Tennessee 'Don't Say Gay' Bill Too Extreme For Ultra-conservative Legislature

Impact

Lost in the wake of the media firestorm surrounding last week’s landmark Supreme Court cases related to same sex marriage — United States v. Windsor and Hollingsworth v. Perry — was the sputtering death of two ill-fated anti-LGBT bills in Tennessee.

The Classroom Protection Act, commonly known as the “Don’t Say Gay” bill, “would have forced select Tennessee school officials to notify parents of children who privately discussed their sexual orientation.” 

First introduced by state Senator Stacey Campfield (R) in 2011, the legislation angered LGBT rights advocates by stating: “At grade levels pre-K through eight (pre-K-8), any such classroom instruction, course materials, or other informational resources that are inconsistent with natural human reproduction shall be classified as inappropriate for the intended student audience and, therefore, shall be prohibited.” (Emphasis mine.)

The bill anticlimactically died in committee, after a motion by state Rep. John Ragan (R) received no seconding votes, effectively killing the bill.

The second piece of legislation to flicker-out in the state last week “would have removed funding for the operation and maintenance of campus police from any university with an ‘all-comers’ non-discrimination policy.”

The bill was introduced by state Rep. Mark Pody (R), responding to Vanderbilt University’s recent (and controversial) amendment to their nondiscrimination clause prohibiting registered student organizations (RSOs) from discriminating against potential members or club leaders.
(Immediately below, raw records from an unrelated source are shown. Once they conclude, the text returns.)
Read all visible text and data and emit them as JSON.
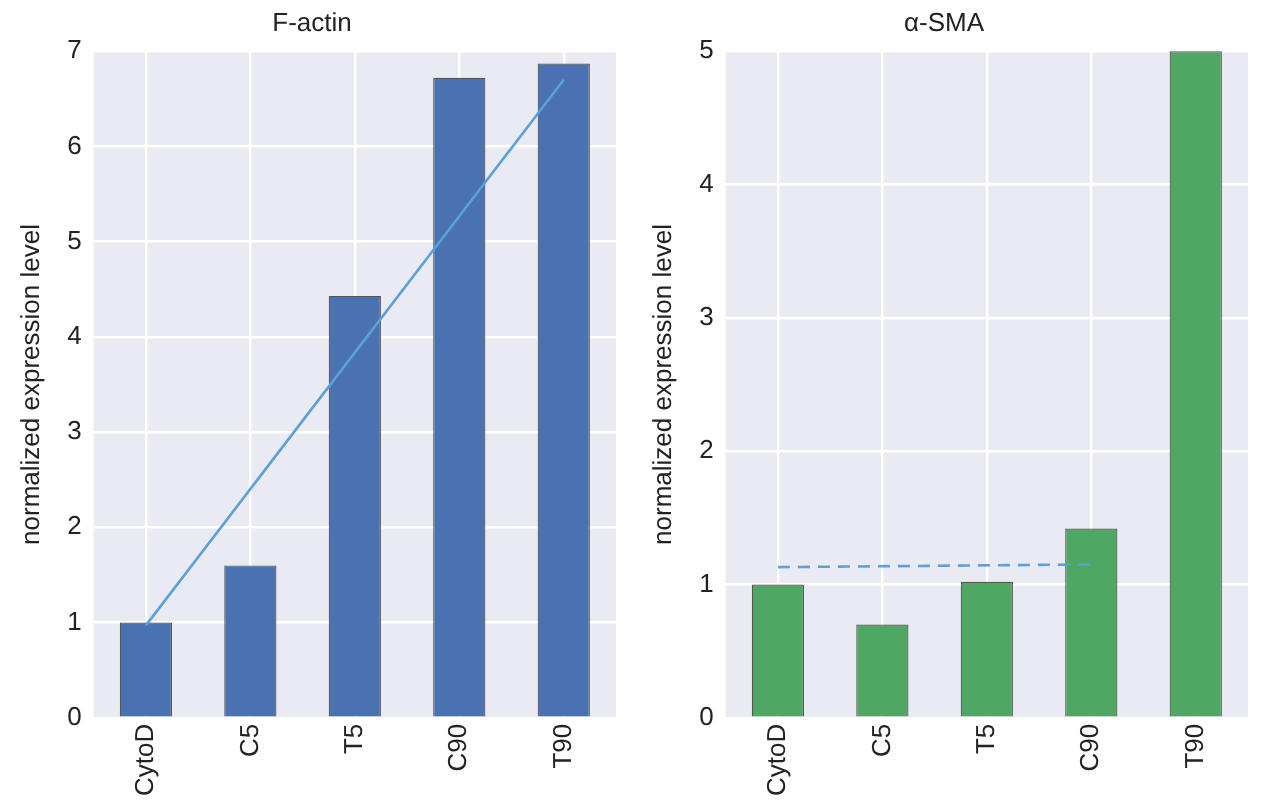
{
  "chart_data": [
    {
      "type": "bar",
      "title": "F-actin",
      "ylabel": "normalized expression level",
      "categories": [
        "CytoD",
        "C5",
        "T5",
        "C90",
        "T90"
      ],
      "series": [
        {
          "color": "#4a71b1",
          "values": [
            1.0,
            1.6,
            4.43,
            6.72,
            6.87
          ]
        },
        {
          "type": "line",
          "color": "#5aa0db",
          "line_style": "solid",
          "values": [
            0.97,
            null,
            null,
            null,
            6.7
          ]
        }
      ],
      "ylim": [
        0,
        7
      ],
      "yticks": [
        0,
        1,
        2,
        3,
        4,
        5,
        6,
        7
      ],
      "grid": true,
      "legend": false
    },
    {
      "type": "bar",
      "title": "α-SMA",
      "ylabel": "normalized expression level",
      "categories": [
        "CytoD",
        "C5",
        "T5",
        "C90",
        "T90"
      ],
      "series": [
        {
          "color": "#4fa764",
          "values": [
            1.0,
            0.7,
            1.02,
            1.42,
            5.0
          ]
        },
        {
          "type": "line",
          "color": "#5aa0db",
          "line_style": "dashed",
          "values": [
            1.13,
            null,
            null,
            1.15,
            null
          ]
        }
      ],
      "ylim": [
        0,
        5
      ],
      "yticks": [
        0,
        1,
        2,
        3,
        4,
        5
      ],
      "grid": true,
      "legend": false
    }
  ]
}
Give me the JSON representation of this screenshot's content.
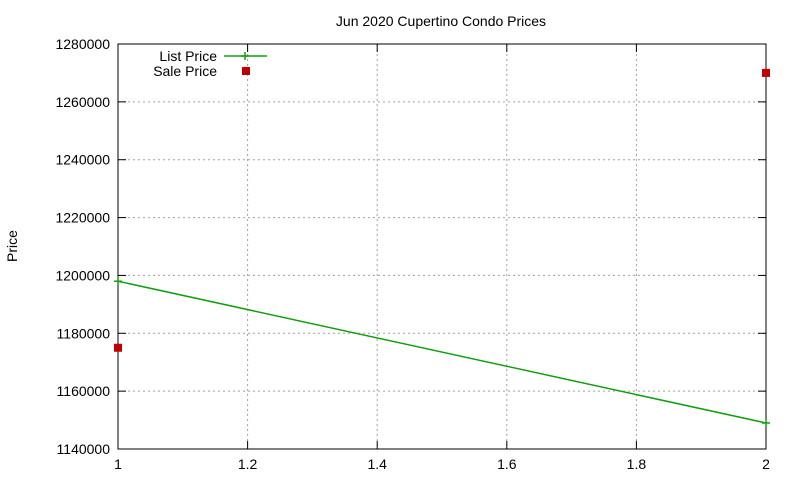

Vanderbilt invoked the Supreme Court’s 2010 decision in Christian Legal Society v. Martinez by stating that “all Vanderbilt students are eligible for memberships in all RSOs … for example, Republicans and Independents are eligible to join the College Democrats, and any member may run for office.” They maintained a standing exception for single-sex fraternities and sororities.

The clause has angered members of campus Christian groups, who claim they’ve been feeling mounting discrimination from university officials. Vanderbilt junior Jordan Rodgers, a member of the Fellowship of Christian Athletes, is frustrated that campus groups are now unable to set their own requirements for leadership on the grounds of religion or status: “If someone that doesn’t share the faith is teaching, then what’s the point of even having these organizations?”

Pody took the reactionary bill “off notice” when Tennessee Attorney General Robert Cooper (D) questioned the constitutionality of applying such a restriction to private universities.

LGBT rights advocates can find some solace in the derailment of these bills in the heart of a particularly challenging legislative environment — an unlikely scenario just a few years ago, and an unthinkable one a few years before that. The life and death of these legislative footnotes is just the latest episode in a continued struggle as LGBT peoples and their allies seek a way to peacefully coexist among Southern conservatives and traditionalist Christians — a process that necessarily demands some initial give-and-take.

The non-event of these bills is the event, and the story; sometimes no ground lost is good ground gained. It is important to remember that this country is evolving — albeit a few paces behind its president — and faster in some places than others. The recent populous wave of same-sex marriage proponents, pro-equality politicians and Facebook equal signs should be taken as the latest in a string of victories, but not be confused with  success.

Nor should a few ill-fated bills, or the occasional misstep, be mistaken for loss.